1031 Canal Street for decades was the site of Woolworths, a five’n’dime department store whose lunch counter was ground zero for civil rights protesters in 1960. When it was proposed the Woolworths building be demolished to make room for a new development, historical preservationists and neighborhood activists went ballistic. Despite their objections, however, the Woolworths building was demolished in 2015.
Kailas Bros. bought the lot in 2007 and proposed developing a mixed use retail/residential design. At issue was the height of the development. Zoning laws limited new construction to 70 feet. The Kailas proposal was a 200 foot high rise. In 2011, the City Council, over the objections of many who argued the building was too tall and therefore out of scale for the French Quarter, voted to allow the highrise to go up.
A year and a half later, Praveen Kailas pled guilty in Federal Court to overbilling the state’s Road Home program after Katrina in another residential development.
Construction on the structure that recently collapsed began in early 2018 after it was announced that the site would house a Hard Rock hotel. The investigation into what caused the collapse is just getting underway.
NOLA.com reports that the General Contractor, Metairie-based Citadel Builders has employed 50 different subcontractors on the project. Reporter Jeff Adelson reports, “Workers on the site this weekend said they were with the King Company, listed as working on drywall, and RMS Masonry.

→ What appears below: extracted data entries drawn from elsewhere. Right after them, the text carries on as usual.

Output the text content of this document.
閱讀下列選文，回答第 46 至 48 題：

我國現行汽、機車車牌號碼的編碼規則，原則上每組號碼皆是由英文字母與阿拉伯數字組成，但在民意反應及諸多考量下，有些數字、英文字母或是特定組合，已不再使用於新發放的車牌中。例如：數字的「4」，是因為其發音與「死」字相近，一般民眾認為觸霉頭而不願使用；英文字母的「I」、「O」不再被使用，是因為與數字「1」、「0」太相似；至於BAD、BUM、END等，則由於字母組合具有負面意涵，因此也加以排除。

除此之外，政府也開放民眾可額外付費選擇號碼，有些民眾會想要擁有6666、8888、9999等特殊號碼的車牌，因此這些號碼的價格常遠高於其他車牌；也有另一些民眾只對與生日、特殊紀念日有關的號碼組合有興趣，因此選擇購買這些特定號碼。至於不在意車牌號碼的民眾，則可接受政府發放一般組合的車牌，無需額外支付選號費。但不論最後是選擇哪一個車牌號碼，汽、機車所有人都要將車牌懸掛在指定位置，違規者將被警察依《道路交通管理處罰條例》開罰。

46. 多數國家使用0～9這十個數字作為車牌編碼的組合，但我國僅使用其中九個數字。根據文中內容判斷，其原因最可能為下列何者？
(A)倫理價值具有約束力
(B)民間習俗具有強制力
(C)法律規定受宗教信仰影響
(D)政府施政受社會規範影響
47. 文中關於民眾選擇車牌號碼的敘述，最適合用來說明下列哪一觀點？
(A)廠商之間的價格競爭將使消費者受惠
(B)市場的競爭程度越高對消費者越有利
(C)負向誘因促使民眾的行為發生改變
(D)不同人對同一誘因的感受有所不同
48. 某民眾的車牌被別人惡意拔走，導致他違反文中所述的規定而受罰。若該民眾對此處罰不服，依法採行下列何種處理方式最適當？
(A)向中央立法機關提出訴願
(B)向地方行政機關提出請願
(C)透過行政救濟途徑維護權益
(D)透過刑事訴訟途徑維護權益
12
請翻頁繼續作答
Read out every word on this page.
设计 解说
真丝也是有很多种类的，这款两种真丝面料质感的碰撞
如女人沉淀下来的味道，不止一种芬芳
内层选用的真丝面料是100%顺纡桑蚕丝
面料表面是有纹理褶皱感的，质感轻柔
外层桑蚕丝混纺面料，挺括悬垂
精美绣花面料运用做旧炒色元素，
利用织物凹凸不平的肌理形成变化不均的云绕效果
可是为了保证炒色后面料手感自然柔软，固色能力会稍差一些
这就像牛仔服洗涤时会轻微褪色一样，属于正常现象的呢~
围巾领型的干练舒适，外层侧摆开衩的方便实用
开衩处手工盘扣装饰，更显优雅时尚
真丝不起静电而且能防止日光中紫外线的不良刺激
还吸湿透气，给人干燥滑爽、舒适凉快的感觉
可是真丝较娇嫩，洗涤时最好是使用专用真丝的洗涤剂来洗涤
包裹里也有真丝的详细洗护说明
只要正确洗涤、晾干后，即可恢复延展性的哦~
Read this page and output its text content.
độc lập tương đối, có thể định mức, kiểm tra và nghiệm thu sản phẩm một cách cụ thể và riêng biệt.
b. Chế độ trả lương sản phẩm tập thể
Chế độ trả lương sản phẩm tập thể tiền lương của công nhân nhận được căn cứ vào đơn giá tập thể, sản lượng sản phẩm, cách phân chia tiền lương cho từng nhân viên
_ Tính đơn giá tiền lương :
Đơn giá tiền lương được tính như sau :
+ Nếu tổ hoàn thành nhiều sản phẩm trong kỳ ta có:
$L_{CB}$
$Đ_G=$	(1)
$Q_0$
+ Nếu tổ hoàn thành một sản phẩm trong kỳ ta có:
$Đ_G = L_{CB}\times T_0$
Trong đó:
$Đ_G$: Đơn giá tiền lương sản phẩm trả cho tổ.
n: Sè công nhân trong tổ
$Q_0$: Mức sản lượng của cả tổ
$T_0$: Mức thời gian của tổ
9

RMS Masonry was not on the Citadel list.”
A former structural engineer with the development project, Walter Zehner, stated:
“The one thing I find hard to understand is the collapse started at the rear of the building (by Rampart and Iberville streets) but it wound up, you had collapsed slabs all the way on the front end of the build which is 300 feet away (on Canal Street). So I don’t know how that progression worked like that. I guess that’s part of what the investigation is going to reveal. Logically it doesn’t make sense it would happen that way. There’s got to be a reason for that to happen, and that’s going to be part of the investigation.”
Two questions the investigation will have to answer are whether the site was properly inspected and up to date on all permits. And looming over the investigation of the building collapse is an ongoing, unrelated Federal investigation into corruption at the city’s Department of Safety and Permits.
According to the Lafayette Daily Advertiser, “One city inspector was indicted two months ago after being accused of accepting bribes for favorable inspection reports between 2012 and 2019, and in September, two from the office were suspended in conjunction with the probe, according to media reports.”
In addition to possible corruption, others are questioning the competence of those working on the project. Not long ago, the International Brotherhood of Electrical Workers union protested the construction site because of its use of unlicensed electricians.
Whatever the investigation reveals, the city should rethink the whole project.